The Chargers' turnaround to win four straight: "They are 6-5 and they are in the middle of it. It can go from making the playoffs or not. It’s an extremely fine line. It’s almost sudden death for them. Those are the facts. I love how everybody chalks up victories in the NFL like it’s no big deal. If it wasn’t such a big deal, how did they lose to some of the worst teams on their schedule this year? The fact that it’s almost do-or-die makes you take care of all the little things and concentration never lapses. It’s commendable what they have done, but it is truly just a start."

On Cardinals quarterback Derek Anderson being being criticized for what appeared to be smiling on sideline late in blowout loss to 49ers: "Wow, what an injustice to Derek Anderson. He should be upset about it. Players make a lot of faces when they’re in games. Now we have to go by the manual how you’re supposed to have a face during the game? Open it up and it says when you lose be sure you do nothing but have a sad face. To stand on the sidelines and be questioned because maybe there was a hint of a smile on your face when you were losing? It can happen for a lot of reasons. Did I ever smile on the sidelines when we were losing? I’m sure I did. I probably looked at one of my teammates and went, ‘Wow, I can’t believe after all the work we’ve done we’ve got ourselves in this situation.’ It can be a smirk or a smile. There could be a thousand reasons for it. It’s amazing. Fans get upset if a player acts normal after a loss. How could you be acting that way after you just lost? Hey, you work hard, you do your job, you except it, and you go back to work and hope you can do something about it and change it."

On Rams rookie QB Sam Bradford: "There’s nothing left to say about Sam Bradford. He has said it all year long. Of course to do it so seamlessly as the first pick in the draft and somebody as talented as he is, it’s even higher than the expectations I had for him. Did I think it would be a good year statistically for him? No. Did I think they would have a chance to win five games? Probably not, but I sure wasn’t going to judge him on that. The Rams organization and what they’ve done as a team, and how they let him play without getting him beat up, is a model for the next team who drafts a quarterback high. The Rams have followed the model of the Atlanta Falcons, Baltimore Ravens, New York Jets and Detroit Lions. The Lions did it right too. Their guy just happened to get hurt. These teams are making good decisions, picking the right guys and more importantly, giving them great support, which is helping them succeed. First and foremost, for it to work, the one thing all these team’s quarterbacks have in common is talent."

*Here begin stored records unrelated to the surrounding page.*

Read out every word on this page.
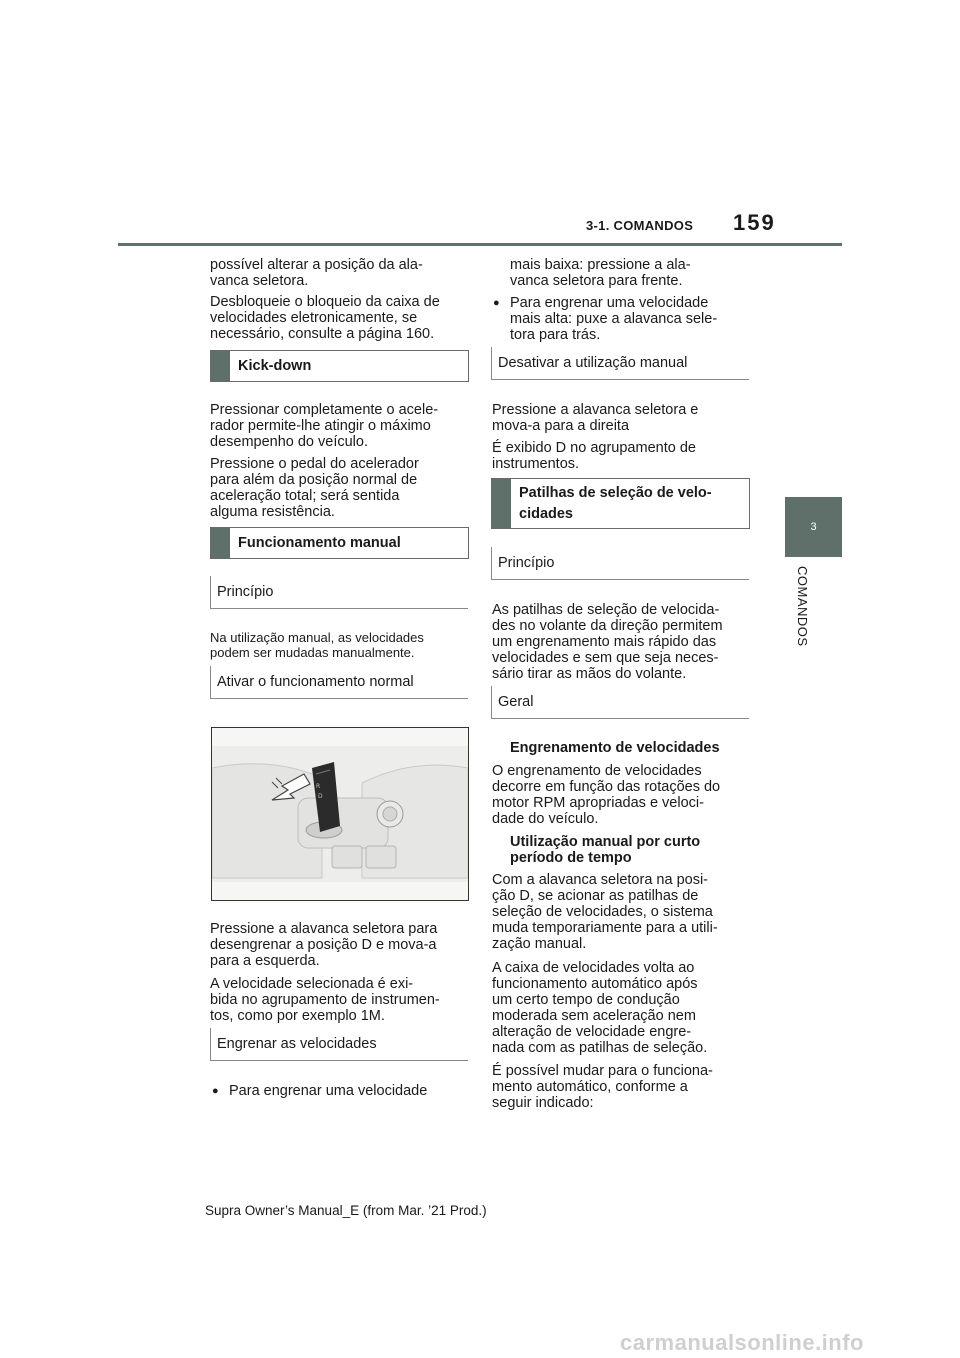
3-1. COMANDOS 159
3
COMANDOS

possível alterar a posição da ala-

vanca seletora.

Desbloqueie o bloqueio da caixa de

velocidades eletronicamente, se

necessário, consulte a página 160.

Kick-down

Pressionar completamente o acele-

rador permite-lhe atingir o máximo

desempenho do veículo.

Pressione o pedal do acelerador

para além da posição normal de

aceleração total; será sentida

alguma resistência.

Funcionamento manual
Princípio

Na utilização manual, as velocidades

podem ser mudadas manualmente.

Ativar o funcionamento normal
R
D

Pressione a alavanca seletora para

desengrenar a posição D e mova-a

para a esquerda.

A velocidade selecionada é exi-

bida no agrupamento de instrumen-

tos, como por exemplo 1M.

Engrenar as velocidades
● Para engrenar uma velocidade

mais baixa: pressione a ala-

vanca seletora para frente.

● Para engrenar uma velocidade
mais alta: puxe a alavanca sele-
tora para trás.
Desativar a utilização manual

Pressione a alavanca seletora e

mova-a para a direita

É exibido D no agrupamento de

instrumentos.

Patilhas de seleção de velo-
cidades
Princípio

As patilhas de seleção de velocida-

des no volante da direção permitem

um engrenamento mais rápido das

velocidades e sem que seja neces-

sário tirar as mãos do volante.

Geral
Engrenamento de velocidades

O engrenamento de velocidades

decorre em função das rotações do

motor RPM apropriadas e veloci-

dade do veículo.

Utilização manual por curto

período de tempo

Com a alavanca seletora na posi-

ção D, se acionar as patilhas de

seleção de velocidades, o sistema

muda temporariamente para a utili-

zação manual.

A caixa de velocidades volta ao

funcionamento automático após

um certo tempo de condução

moderada sem aceleração nem

alteração de velocidade engre-

nada com as patilhas de seleção.

É possível mudar para o funciona-

mento automático, conforme a

seguir indicado:

Supra Owner’s Manual_E (from Mar. ’21 Prod.)
carmanualsonline.info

On Andre Johnson and Cortland Finnegan fines questioned as too little for repeat offenders: "It’s like everything in the NFL now. Am I okay with it? It’s all about the rules that have been set so they opened up the book and it says, second offense, $25,000 fine. There’s no emotion in the decisions. It’s got to be almost by the letter of the law and that’s what the NFL did. I don’t know how you can complain one way or the other."